The day before the speech, Raveling – who had been an All-American basketball player at Villanova – and his best friend Warren Wilson (also a Villanova basketball player) drove from Delaware to be at the historic event. They arrived that night, and wondering around the Lincoln Memorial they were approached by a man who explained that the crowd was going to be much bigger than the media was saying, and that extra bodyguards were needed. The police and the National Guard were on high alert for trouble. Raveling and his friend accepted immediately.
The next day they arrived and were assigned to the speaker's dais. By noon 100,000 people had assembled. Peter, Paul and Mary performed, as did Bob Dylan, Odetta and Harry Belafonte. King was the final speaker. By then the crowd has grown to an estimated 300,000. He had given copies of his speech to the press, but that morning decided to alter much of it. The "I have a dream" portion wasn't even included. As the power of the speech moved the crowd, Dr. King abandoned his notes and freelanced much of the rest. He concluded with his famous words – "Free at last, free at last. Thank God almighty, we are free at last." Then he walked off the stage, and as he passed Raveling asked Dr. King for his copy of the speech. Without hesitation, he handed it to him.
Years later Raveling attempted to donate his copy of the speech – which could be sold for many millions – to the Martin Luther King Museum. For some bizarre reason, they turned him down. The speech remains in a safety deposit box.
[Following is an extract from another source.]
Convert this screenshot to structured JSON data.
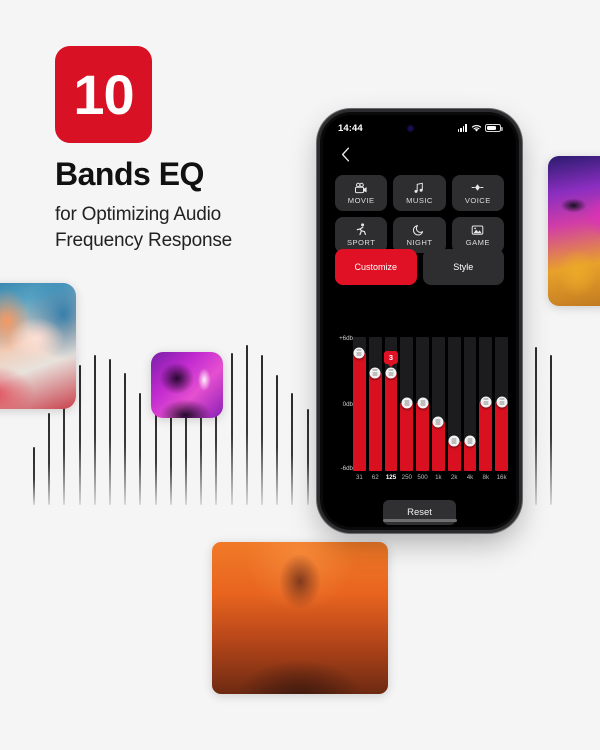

It's Terry Driscoll's birthday, born in Winthrop, Massachusetts in 1947. Driscoll starred at Boston College where he was both an All-American on the court as well as an Academic All-American. Following his college career became the 4th overall pick in the NBA Draft.
He is currently the Athletic Director at William and Mary.
Other birthdays include: Bob Tough 1920 (St. John's), John Long 1956 (Detroit), Matt Carroll 1980 (Notre Dame), and Jeff Green 1986 (Georgetown).